Your map will be more than adequate to sustain a fortress. To put it in perspective, you could sustain a fortress in a desert with absolutely no trees or water. All the rest are just "luxuries".
Trees will let you make beds, and make charcoal
Magma will help you with smelting, give you obsidian, and give you some fun (especially since it refills)
The lack of a river isn't really a big deal, but if the map is hot enough those pools could dry up. Dwarves only require water to treat their ill, since normally they just drink alcohol which magically doesn't require water. Most of the uses for a river are "just for fun", ie making huge elaborate and needlessly complicated traps, making unlimited magma (by combining it with obsidian), fishing, etc, etc. If you have an aquifer you have an unlimited water source mind you.
The other two things which are nice to have which you don't (or at least didn't mention) are sand and flux. Sand is a completely optional, but you may hit very slight problems later if a noble requests something made of glass (but similarly they could request some stupidly rare item and you'd be in pain anyway).

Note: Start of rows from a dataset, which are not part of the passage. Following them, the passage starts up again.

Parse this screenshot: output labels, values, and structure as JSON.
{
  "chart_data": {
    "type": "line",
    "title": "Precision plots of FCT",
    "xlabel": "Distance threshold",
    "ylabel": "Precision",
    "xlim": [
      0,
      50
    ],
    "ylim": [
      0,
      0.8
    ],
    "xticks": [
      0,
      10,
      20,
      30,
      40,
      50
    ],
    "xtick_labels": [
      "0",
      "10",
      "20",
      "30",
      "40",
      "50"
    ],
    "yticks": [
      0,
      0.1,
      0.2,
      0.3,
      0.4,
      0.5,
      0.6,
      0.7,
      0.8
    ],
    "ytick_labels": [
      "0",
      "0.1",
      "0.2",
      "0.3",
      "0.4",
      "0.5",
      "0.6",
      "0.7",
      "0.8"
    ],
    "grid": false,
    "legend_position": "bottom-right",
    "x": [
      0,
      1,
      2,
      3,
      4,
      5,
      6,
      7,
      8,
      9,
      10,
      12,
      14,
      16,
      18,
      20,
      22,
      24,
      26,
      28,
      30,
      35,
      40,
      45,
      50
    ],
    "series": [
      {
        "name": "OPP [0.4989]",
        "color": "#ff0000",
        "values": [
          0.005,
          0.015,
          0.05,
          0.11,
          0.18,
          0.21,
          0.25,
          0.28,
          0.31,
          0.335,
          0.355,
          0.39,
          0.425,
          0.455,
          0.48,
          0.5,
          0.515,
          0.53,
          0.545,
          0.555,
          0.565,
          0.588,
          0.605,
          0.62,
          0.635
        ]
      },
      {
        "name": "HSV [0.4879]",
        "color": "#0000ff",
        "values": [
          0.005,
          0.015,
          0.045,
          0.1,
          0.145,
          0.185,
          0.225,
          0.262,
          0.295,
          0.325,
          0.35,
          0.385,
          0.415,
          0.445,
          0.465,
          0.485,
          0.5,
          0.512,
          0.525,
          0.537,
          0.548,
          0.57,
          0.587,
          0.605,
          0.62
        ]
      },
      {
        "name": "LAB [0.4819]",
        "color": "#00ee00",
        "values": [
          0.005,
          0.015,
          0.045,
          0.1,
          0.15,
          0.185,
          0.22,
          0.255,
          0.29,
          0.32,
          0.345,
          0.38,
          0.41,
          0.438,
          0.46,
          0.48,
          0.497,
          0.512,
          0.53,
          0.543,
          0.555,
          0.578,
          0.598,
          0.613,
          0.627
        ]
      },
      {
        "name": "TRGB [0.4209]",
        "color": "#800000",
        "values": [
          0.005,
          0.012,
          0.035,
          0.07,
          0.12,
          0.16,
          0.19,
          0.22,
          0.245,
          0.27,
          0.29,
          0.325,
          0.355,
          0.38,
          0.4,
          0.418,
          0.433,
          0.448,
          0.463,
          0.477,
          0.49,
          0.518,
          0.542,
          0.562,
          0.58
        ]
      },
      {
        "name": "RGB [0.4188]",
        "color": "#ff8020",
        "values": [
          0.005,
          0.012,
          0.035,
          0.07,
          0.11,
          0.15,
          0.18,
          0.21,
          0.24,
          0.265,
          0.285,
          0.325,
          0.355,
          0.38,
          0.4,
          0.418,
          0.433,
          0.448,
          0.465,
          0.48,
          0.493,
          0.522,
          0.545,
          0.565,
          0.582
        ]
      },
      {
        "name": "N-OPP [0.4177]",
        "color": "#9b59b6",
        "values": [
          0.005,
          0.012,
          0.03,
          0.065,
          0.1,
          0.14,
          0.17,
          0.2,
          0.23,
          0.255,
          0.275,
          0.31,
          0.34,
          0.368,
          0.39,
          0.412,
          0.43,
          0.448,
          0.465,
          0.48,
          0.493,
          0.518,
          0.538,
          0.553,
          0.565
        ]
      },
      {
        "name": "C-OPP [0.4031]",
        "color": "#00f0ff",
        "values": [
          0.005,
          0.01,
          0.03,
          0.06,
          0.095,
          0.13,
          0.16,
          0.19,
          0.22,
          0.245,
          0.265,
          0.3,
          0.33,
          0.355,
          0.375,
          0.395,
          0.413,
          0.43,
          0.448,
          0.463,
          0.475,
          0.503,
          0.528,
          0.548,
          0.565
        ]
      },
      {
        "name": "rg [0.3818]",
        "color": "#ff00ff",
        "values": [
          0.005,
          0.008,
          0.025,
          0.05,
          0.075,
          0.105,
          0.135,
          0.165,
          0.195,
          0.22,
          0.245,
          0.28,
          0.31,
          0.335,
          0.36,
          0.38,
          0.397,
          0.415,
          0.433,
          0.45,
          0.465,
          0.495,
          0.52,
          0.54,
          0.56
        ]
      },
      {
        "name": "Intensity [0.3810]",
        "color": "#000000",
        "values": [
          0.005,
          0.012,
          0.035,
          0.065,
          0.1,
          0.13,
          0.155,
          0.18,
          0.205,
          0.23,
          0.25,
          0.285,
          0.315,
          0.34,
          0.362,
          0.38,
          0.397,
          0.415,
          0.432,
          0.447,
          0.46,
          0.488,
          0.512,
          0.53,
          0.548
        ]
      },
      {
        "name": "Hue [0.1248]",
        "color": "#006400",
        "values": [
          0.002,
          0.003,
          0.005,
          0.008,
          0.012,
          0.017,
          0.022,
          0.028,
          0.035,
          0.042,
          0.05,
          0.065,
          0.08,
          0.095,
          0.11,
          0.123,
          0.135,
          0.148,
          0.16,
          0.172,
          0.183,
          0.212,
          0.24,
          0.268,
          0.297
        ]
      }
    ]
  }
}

Flux is useful for making steel, which is much sexier than regular iron (although it doesn't really do that much more).
Regarding the trade depot, you're misunderstanding how Shift-D works. Shift-D lets you see the paths wagons (guys can come on foot easily anyway) can take to your trade depot. If the whole map is red Xs, you need to clear a route. Wagons require a 3x3 space, so if your depot is indoors you'll need to widen your fortress entrance. The other easy things that may block the route are small annoying stones, which you can just build a road on top of and they'll disappear, or a river (which you don't have, brook is okay though) which you'll need to cross with a bridge (also must be 3 squares wide).
Anyway, sounds like you have a perfectly adequate place to start your fortress. Have fun!